Genderreflektierende Präventionsansätze hinterfragen starre binäre Geschlechterrollen und vermitteln den Heranwachsenden ein Verständnis für die Vielfältigkeit von Menschen mit unterschiedlichen geschlechtlichen und sexuellen Identitäten. So werden die Vorstellungen der Jugendlichen von Männlichkeit und Weiblichkeit sowie diesbezüglichen Geschlechterrollen in den Blick genommen, der Umgang mit Homo- und Bisexualität thematisiert, sich mit Inter- und Transsexualität sowie mit geschlechtlichen Selbstverortungen wie non-binär oder queer auseinandergesetzt. Darüber können Prozesse der Selbstreflexion angestoßen werden. Hier kommt es auch darauf an, aufzuzeigen, dass es bei Fragen rund um Gender nicht darum geht, westliche Werte zum Maßstab zu erklären, sondern einen Raum zu schaffen, in dem verschiedene Vorstellung von Geschlecht, Familie und Sexualität gelebt und präsentiert werden können. Genderreflektierendes Arbeiten umfasst dabei nicht nur verschiedene Formate, wie etwa eine geschlechtsspezifische Mädchen- und Jungenarbeit und Cross-Work-Ansätze, sondern bezieht sich zudem auf die Teamzusammensetzung und die Entwicklung verschiedener Ansätze und Methoden.

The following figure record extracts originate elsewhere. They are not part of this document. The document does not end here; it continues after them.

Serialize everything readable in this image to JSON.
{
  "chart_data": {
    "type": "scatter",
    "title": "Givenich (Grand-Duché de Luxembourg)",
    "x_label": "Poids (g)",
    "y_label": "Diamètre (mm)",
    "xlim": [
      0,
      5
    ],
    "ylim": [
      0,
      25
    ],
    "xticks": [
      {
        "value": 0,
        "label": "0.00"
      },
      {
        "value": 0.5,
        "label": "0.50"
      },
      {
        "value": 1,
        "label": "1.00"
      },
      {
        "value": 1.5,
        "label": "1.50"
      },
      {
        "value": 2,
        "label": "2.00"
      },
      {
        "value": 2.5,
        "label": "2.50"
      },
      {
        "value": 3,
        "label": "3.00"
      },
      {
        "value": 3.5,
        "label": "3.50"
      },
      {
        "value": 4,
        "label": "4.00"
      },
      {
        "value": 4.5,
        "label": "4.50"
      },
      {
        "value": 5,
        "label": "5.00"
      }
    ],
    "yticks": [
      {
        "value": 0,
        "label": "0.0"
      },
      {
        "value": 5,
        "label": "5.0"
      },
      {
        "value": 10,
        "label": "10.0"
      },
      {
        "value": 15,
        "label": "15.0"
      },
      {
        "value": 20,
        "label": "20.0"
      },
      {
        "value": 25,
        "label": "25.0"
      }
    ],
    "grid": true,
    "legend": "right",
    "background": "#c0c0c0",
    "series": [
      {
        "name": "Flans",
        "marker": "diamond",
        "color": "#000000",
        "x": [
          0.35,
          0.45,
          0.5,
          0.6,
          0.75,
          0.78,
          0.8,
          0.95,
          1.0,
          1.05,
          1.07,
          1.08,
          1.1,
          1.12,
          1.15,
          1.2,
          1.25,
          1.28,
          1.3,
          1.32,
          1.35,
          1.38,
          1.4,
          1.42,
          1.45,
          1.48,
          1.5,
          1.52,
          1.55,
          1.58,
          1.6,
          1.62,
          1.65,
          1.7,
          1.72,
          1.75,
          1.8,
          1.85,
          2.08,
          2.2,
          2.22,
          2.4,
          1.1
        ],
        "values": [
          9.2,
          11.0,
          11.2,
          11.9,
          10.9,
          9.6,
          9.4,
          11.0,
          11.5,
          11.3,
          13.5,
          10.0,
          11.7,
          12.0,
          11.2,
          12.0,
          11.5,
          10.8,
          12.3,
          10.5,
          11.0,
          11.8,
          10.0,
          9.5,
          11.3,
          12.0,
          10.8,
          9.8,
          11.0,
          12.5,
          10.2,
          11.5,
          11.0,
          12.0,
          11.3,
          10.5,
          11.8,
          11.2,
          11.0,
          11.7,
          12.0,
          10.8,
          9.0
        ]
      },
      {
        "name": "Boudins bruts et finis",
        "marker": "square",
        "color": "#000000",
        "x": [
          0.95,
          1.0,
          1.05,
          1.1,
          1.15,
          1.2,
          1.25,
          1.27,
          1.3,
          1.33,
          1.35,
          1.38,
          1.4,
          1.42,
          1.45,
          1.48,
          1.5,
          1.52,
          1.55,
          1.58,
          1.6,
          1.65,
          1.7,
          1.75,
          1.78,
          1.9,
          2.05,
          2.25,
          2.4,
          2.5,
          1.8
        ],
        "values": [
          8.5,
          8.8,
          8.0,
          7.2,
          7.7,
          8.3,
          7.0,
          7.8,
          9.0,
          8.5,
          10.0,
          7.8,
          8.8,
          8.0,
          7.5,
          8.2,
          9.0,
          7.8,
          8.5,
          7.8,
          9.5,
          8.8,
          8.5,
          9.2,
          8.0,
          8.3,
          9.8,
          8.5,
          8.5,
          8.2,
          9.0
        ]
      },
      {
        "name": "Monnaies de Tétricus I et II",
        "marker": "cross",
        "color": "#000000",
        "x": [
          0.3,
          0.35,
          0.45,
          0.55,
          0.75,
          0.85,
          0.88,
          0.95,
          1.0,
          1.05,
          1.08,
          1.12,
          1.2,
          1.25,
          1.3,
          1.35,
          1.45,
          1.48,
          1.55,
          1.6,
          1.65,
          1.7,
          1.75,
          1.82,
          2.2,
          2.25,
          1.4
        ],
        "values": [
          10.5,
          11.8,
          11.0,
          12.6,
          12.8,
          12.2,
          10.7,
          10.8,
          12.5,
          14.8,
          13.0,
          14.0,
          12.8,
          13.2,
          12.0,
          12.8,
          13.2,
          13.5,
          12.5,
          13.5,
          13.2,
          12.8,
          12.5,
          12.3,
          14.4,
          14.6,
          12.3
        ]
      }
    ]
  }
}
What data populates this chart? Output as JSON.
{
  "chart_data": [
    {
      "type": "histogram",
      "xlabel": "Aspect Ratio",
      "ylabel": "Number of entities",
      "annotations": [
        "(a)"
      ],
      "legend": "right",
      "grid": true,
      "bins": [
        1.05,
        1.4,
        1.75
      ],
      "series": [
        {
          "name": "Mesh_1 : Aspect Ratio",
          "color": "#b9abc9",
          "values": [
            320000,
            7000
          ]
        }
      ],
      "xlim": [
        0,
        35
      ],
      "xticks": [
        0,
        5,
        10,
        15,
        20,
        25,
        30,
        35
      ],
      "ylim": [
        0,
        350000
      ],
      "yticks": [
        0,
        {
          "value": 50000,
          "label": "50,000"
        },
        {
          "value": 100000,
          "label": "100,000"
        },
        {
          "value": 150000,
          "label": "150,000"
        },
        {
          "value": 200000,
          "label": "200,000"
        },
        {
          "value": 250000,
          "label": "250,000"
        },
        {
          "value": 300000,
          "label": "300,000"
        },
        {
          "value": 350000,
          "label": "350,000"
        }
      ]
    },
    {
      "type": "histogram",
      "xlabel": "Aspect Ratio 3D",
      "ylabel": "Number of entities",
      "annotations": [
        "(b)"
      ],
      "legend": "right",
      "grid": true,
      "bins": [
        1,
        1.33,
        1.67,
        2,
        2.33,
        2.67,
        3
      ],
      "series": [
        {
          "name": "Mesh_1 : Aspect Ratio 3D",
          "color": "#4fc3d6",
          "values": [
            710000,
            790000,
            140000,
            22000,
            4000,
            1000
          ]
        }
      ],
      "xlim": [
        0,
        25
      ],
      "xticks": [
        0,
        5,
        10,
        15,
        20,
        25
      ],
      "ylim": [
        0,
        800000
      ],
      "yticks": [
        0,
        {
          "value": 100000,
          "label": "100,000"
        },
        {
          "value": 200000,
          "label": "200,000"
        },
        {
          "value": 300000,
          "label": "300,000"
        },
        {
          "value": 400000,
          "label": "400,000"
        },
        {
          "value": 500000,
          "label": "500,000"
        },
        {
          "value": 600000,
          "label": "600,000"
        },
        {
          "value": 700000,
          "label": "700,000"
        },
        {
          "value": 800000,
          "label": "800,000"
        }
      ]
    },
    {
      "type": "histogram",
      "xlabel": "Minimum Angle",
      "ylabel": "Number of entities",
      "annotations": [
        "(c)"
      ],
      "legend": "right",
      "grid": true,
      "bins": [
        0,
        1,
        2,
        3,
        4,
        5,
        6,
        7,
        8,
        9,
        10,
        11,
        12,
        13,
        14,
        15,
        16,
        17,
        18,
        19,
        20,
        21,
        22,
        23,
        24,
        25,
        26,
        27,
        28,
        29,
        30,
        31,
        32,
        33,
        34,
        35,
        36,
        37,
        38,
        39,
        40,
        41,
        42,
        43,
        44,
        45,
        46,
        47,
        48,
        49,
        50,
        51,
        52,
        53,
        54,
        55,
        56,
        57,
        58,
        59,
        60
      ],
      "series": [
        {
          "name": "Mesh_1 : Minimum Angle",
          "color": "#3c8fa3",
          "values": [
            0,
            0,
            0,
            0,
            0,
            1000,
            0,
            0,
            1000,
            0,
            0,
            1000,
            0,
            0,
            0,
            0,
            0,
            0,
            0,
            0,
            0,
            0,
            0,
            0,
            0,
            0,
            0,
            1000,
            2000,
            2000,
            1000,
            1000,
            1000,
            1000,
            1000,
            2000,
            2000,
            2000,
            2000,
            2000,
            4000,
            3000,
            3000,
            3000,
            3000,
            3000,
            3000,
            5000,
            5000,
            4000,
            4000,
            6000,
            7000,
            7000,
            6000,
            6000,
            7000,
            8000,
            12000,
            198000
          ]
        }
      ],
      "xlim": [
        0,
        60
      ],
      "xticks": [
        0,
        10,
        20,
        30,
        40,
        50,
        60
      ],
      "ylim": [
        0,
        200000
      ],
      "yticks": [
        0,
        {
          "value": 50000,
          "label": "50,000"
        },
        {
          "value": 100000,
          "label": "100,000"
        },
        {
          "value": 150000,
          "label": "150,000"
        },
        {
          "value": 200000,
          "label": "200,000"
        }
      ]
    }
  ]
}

Zweifel, Widersprüche und Enttäuschungen ernst nehmen
Ziel des genderreflektierenden Arbeitens ist es, Jugendlichen die Möglichkeit zu geben, sich kritisch mit Geschlechterrollen und dem Konzept der Zweigeschlechtlichkeit auseinanderzusetzen sowie Ungleichwertigkeitsvorstellungen und Hierarchien abzubauen. Eine gute Prävention sollte aber ebenso die Zweifel, Widersprüche und Enttäuschungen, die junge Menschen auch in westlichen Gesellschaften in Bezug auf Freiheits- und Gleichheitsrechte erleben, zum Inhalt haben und mit Jugendlichen diskutieren. So lässt sich das Bewusstsein für die Diversität von Diskriminierungen stärken und den Blick auf gruppenübergreifende Gleichberechtigungsbestrebungen lenken.